Amankan Proyek PLTU Riau, Eni Saragih Terima 4,8 Miliar

Amankan Proyek PLTU Riau, Eni Saragih Terima 4,8 Miliar Radar Aktual

Komisi Pemberantasan Korupsi (KPK) telah menetapkan Wakil Ketua Komisi VII Eni Maulani Saragih (EMS) sebagai tersangka penerima suap terkait PLTU Riau. Dari kasus dugaan tindak pidana suap menyuap tersebut, menurut Wakil Ketua KPK Basaria Pandjaitan, Eni tak hanya menerima uang Rp 500 juta.

“Diduga penerimaan uang sebesar Rp 500 juta merupakan bagian dari komitmen fee 2,5 persen dari nilai proyek yang akan diberikan kepada kawan-kawan terkait kesepakatan kontrak kerjasama pembangunan PLTU Riau-1,” ungkap Wakil Ketua KPK Basaria Panjaitan, dalam konferensi pers,di Gedung Merah Putih KPK, Kuningan Persada, Jakarta Selatan, Sabtu (14/7/2018)

Basaria menjelaskan, penerimaan uang yang diterima Eni tak hanya dilakukan sekali ini saja. Menurut Basaria, politisi Partai Golkar tersebut telah menerima uang sebanyak empat kali dari Johannes Budisutrisno Kotjo (JBK) yang merupakan pemegang saham Blackgold Natural Resources Limited.

“Diduga penerimaan kali ini merupakan penerimaan keempat dari pengusaha JBK kepada EMS, dengan nilai total setidak-tidaknya Rp 4,8 miliar,” beber Basaria.

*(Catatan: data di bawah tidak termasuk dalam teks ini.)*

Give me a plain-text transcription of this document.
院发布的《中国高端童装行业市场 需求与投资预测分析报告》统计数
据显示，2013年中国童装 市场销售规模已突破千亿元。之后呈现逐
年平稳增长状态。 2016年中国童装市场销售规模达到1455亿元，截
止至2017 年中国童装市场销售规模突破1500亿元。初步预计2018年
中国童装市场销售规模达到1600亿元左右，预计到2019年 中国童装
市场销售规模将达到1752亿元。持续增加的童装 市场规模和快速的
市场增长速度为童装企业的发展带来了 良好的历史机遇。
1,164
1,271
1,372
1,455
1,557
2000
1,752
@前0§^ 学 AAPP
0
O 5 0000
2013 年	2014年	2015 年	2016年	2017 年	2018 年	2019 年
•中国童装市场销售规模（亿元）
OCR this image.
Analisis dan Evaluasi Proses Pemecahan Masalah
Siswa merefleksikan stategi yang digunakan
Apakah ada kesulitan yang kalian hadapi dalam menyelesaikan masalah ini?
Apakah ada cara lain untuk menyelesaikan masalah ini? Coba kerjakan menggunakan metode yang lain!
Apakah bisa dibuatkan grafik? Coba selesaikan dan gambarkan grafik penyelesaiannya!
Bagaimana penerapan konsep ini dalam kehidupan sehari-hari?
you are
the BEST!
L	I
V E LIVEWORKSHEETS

Adapun rincian penerimaan uang tersebut adalah pada bulan Desember 2017 sebesar Rp 2 miliar, bulan Maret 2018 Rp 2 miliar, dan pada tanggal 8 Juni 2018 Rp 300 juta. Uang tersebut diberikan oleh Johannes melalui stafnya dan keluarganya yang juga ikut diamankan pada Jumat (13/7) malam.

“Diduga peran EMS adalah untuk memuluskan proses penandatanganan kerja sama terkait pembangunan PLTU Riau-1,” jelas Basaria.

Sebagai informasi, KPK menetapkan dua orang sebagai tersangka, yaitu Eni Maulani Saragih (EMS) yang merupakan anggota Komisi VII DPR RI sebagai pihak penerima dan Johannes Buditrisno Kotjo (JBK) yang merupakan pemegang saham Blackgold Natural Resources Limited sebagai pihak pemberi.

Sebagai pihak penerima, Politikus Partai Golkar ini kemudian disangkakan melanggar Pasal 12 huruf a atau huruf b atau Pasal 11 UU 31/1999 tentang Pemberantasan Tindak Pidana Korupsi sebagaimana diubah dengan UU 20/2001 juncto Pasal 55 (1) ke-1 KUHP.

Sementara sebagai pihak pemberi, Johannes yang merupakan pihak swasta disangkakan melanggar pasal melanggar Pasal 5 ayat (1) huruf a atau huruf b atau Pasal 13 UU 31/1999 tentang Pemberantasan Tindak Pidana Korupsi sebagaimana diubah dengan UU 20/2001.